If the neighbouring Pakistan is struggling to get rid of its military dictatorship, a democratic India is battling to ensure that its teeming millions start using the loo and stop defecating in the open. You see the the developing countries have to battle on many fronts…each demanding immediate action!!!
The “loo” problem is so acute that New Delhi hosted World Toilet Summit recently which brought together experts from more than 40 countries to discuss ways of providing affordable sanitation for the world’s poorest people. The situation is aggravated as defecating in the open leads to pollution of land and water causing severe gastro-intestinal diseases.
India’s concerned minister revealed that the government would spend around £125m on rural sanitation projects this year, a increase of 43 per cent on last year. He said: “By 2012, India will be free of defecation in the open and will meet international commitments in this regard.” More here…
Since the 1970s, a leading NGO in India, Sulabh International, has developed simple composting toilets that turns waste into water, fertiliser for crops, and biogas that can be used to run generators or cook. This organisation has provided 6,500 public toilets, most recently in Kabul.
The World Health Organisation has estimated that around the globe up to 2.6 billion people – one third of the planet’s entire population – do not have access to proper toilet facilities. More than half of them live in China and India, with the latter accounting for around 700 million people. The UN’s target for providing proper facilities for all people is 2015.
But the problem is that it is quite expensive for most countries in the developing world to set up western-style toilets and sewage systems. Anita Jha, vice-president of Sulabh International (the organisers of the summit) explains, “We have several models of traditional Indian-style squat toilets. These range in cost from 700 to 3,000 rupees ($18 – $75) and also use very little water.”
Looking on the bright side: If you relieve yourself in the open, you won’t get into trouble like Larry Craig did.
It’s the sort of thing those of us in the west never ever think about, like electricity or running water. It lends itself to a lot of toilet humor (ejem) but it’s an important subject, bad sanitation is a very important source of disease, and more so in a tropical country.
More than the toilets themselves, I would think the really expensive thing is disposing of the waste. Someone has to collect and process the waste somehow, and it’s probably much harder in a third world country that doesn’t have plumbing that automatically takes waste to processing plants.
Lynx – I witnessed public urination in Germany while traveling there. Many “los” on the rural Autobahn are just walls.
This brings to mind the water problems the Southeastern US is having because of the extreme drought.
Can you imagine if Atlanta DID run out of water?
Ew.
@ Jilly Dybka
I wonder how much water would be saved, if toilets would use only as much water for flushing as is really necessary.
I think, the developing world should not set up western-style toilets. At least not those that waste so much water.
Perhaps the good folks of Atlanta should use traditional Indian-style squat toilets….?
I’ve written a lot of crappy posts on TMV but I’ve never written about a Toilet Summit. Shouldn’t this have been held in Flushing, NY?

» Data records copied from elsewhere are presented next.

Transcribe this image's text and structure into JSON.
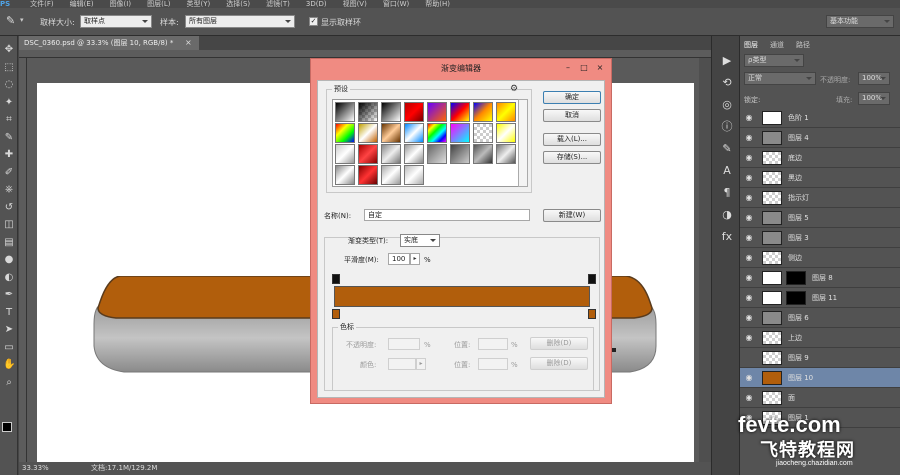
{
  "menubar": [
    "PS",
    "文件(F)",
    "编辑(E)",
    "图像(I)",
    "图层(L)",
    "类型(Y)",
    "选择(S)",
    "滤镜(T)",
    "3D(D)",
    "视图(V)",
    "窗口(W)",
    "帮助(H)"
  ],
  "optionsbar": {
    "sample_size_label": "取样大小:",
    "sample_size_value": "取样点",
    "sample_label": "样本:",
    "sample_value": "所有图层",
    "show_ring_label": "显示取样环",
    "workspace": "基本功能"
  },
  "document": {
    "tab_title": "DSC_0360.psd @ 33.3% (图层 10, RGB/8) *",
    "zoom": "33.33%",
    "doc_info": "文档:17.1M/129.2M"
  },
  "layers_panel": {
    "tabs": [
      "图层",
      "通道",
      "路径"
    ],
    "filter": "ρ类型",
    "blend_mode": "正常",
    "opacity_label": "不透明度:",
    "opacity_value": "100%",
    "lock_label": "锁定:",
    "fill_label": "填充:",
    "fill_value": "100%",
    "items": [
      {
        "name": "色阶 1",
        "thumb": "white"
      },
      {
        "name": "图层 4",
        "thumb": "gray"
      },
      {
        "name": "底边",
        "thumb": "checker"
      },
      {
        "name": "黑边",
        "thumb": "checker"
      },
      {
        "name": "指示灯",
        "thumb": "checker"
      },
      {
        "name": "图层 5",
        "thumb": "gray"
      },
      {
        "name": "图层 3",
        "thumb": "gray"
      },
      {
        "name": "侧边",
        "thumb": "checker"
      },
      {
        "name": "图层 8",
        "thumb": "white"
      },
      {
        "name": "图层 11",
        "thumb": "white"
      },
      {
        "name": "图层 6",
        "thumb": "gray"
      },
      {
        "name": "上边",
        "thumb": "checker"
      },
      {
        "name": "图层 9",
        "thumb": "checker"
      },
      {
        "name": "图层 10",
        "thumb": "orange"
      },
      {
        "name": "面",
        "thumb": "checker"
      },
      {
        "name": "图层 1",
        "thumb": "checker"
      }
    ]
  },
  "dialog": {
    "title": "渐变编辑器",
    "presets_label": "预设",
    "ok": "确定",
    "cancel": "取消",
    "load": "载入(L)...",
    "save": "存储(S)...",
    "name_label": "名称(N):",
    "name_value": "自定",
    "new_button": "新建(W)",
    "gradient_type_label": "渐变类型(T):",
    "gradient_type_value": "实底",
    "smoothness_label": "平滑度(M):",
    "smoothness_value": "100",
    "smoothness_unit": "%",
    "stops_label": "色标",
    "opacity_label": "不透明度:",
    "color_label": "颜色:",
    "position_label": "位置:",
    "percent": "%",
    "delete_label": "删除(D)",
    "gradient_color": "#b15e0c"
  },
  "watermark": {
    "line1": "fevte.com",
    "line2": "飞特教程网",
    "line3": "jiaocheng.chazidian.com"
  }
}
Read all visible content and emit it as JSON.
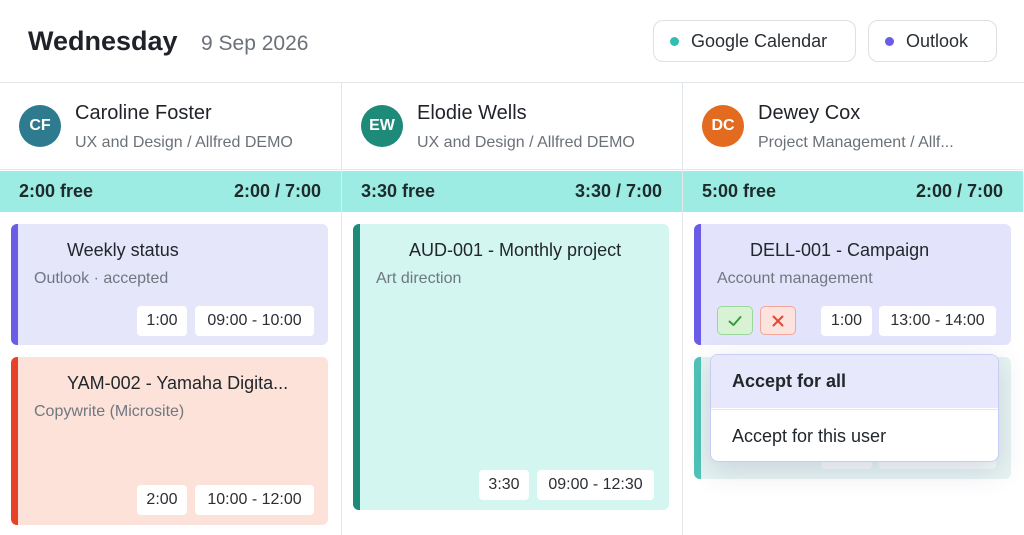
{
  "header": {
    "day": "Wednesday",
    "date": "9 Sep 2026",
    "calendars": [
      {
        "label": "Google Calendar",
        "color": "#2ebfb0"
      },
      {
        "label": "Outlook",
        "color": "#6b5ce7"
      }
    ]
  },
  "columns": [
    {
      "user": {
        "initials": "CF",
        "name": "Caroline Foster",
        "team": "UX and Design / Allfred DEMO",
        "avatar_color": "#2e7a8f"
      },
      "free": "2:00 free",
      "ratio": "2:00 / 7:00",
      "events": [
        {
          "title": "Weekly status",
          "subtitle": "Outlook · accepted",
          "duration": "1:00",
          "time": "09:00 - 10:00",
          "bg": "#e6e6fb",
          "bar": "#6b5ce7"
        },
        {
          "title": "YAM-002 - Yamaha Digita...",
          "subtitle": "Copywrite (Microsite)",
          "duration": "2:00",
          "time": "10:00 - 12:00",
          "bg": "#fde2da",
          "bar": "#e8412a"
        }
      ]
    },
    {
      "user": {
        "initials": "EW",
        "name": "Elodie Wells",
        "team": "UX and Design / Allfred DEMO",
        "avatar_color": "#1e8a7a"
      },
      "free": "3:30 free",
      "ratio": "3:30 / 7:00",
      "events": [
        {
          "title": "AUD-001 - Monthly project",
          "subtitle": "Art direction",
          "duration": "3:30",
          "time": "09:00 - 12:30",
          "bg": "#d3f6f1",
          "bar": "#1e8a7a"
        }
      ]
    },
    {
      "user": {
        "initials": "DC",
        "name": "Dewey Cox",
        "team": "Project Management / Allf...",
        "avatar_color": "#e26b1f"
      },
      "free": "5:00 free",
      "ratio": "2:00 / 7:00",
      "events": [
        {
          "title": "DELL-001 - Campaign",
          "subtitle": "Account management",
          "duration": "1:00",
          "time": "13:00 - 14:00",
          "bg": "#e3e4fb",
          "bar": "#6b5ce7"
        }
      ]
    }
  ],
  "actions": {
    "accept_icon": "check-icon",
    "decline_icon": "x-icon"
  },
  "popup": {
    "options": [
      "Accept for all",
      "Accept for this user"
    ]
  }
}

Actually, this is a very serious issue. I spent a total of just over two years living, studying and eventually writing from India (where I met Swaraaj) and sanitation is a big issue. The difference is that now that India has benefited from globalization, issues such as making a dent on sanitation concerns are seen as eventually attainable..or at least close to where a serious start can be made on them. When I was there as a student interning on the Hindustan Times in 1972 and as a reporter from Sept. 1973-May 1975 this kind of issue was considered something academics would sit around and discuss but the money was not there and reality looked a long way off. Today it can be seriously discussed. That’s because India today is indeed on the path that thoughfful and hopeful academics talked about in the early to mid 70s.
A few weeks ago I was sitting in a waiting room when I caught a radio news item that India hoped to make its manned moon landing in 2009. I nearly fell off my chair.
I had not realized that India still pursued the space program it started 40 years ago. And the moon no less. What the devil does the moon have to offer the earthly sovereign state of India other than a perma-breeze U.S. flag, abandoned space trash and a drop-dead view of Planet Earth?
Then I read about India’s sanitation challenges and the World Toilet Summit. That’s it! The moon as earth’s overflow latrine. I KNEW there had to be a sane, practical rationale beind India’s space aspirations.
Whew! Of course India would not choose to expend an obscene amount of its resources on an empty, self-aggrandizing emulation of the last century’s space race post-pissing.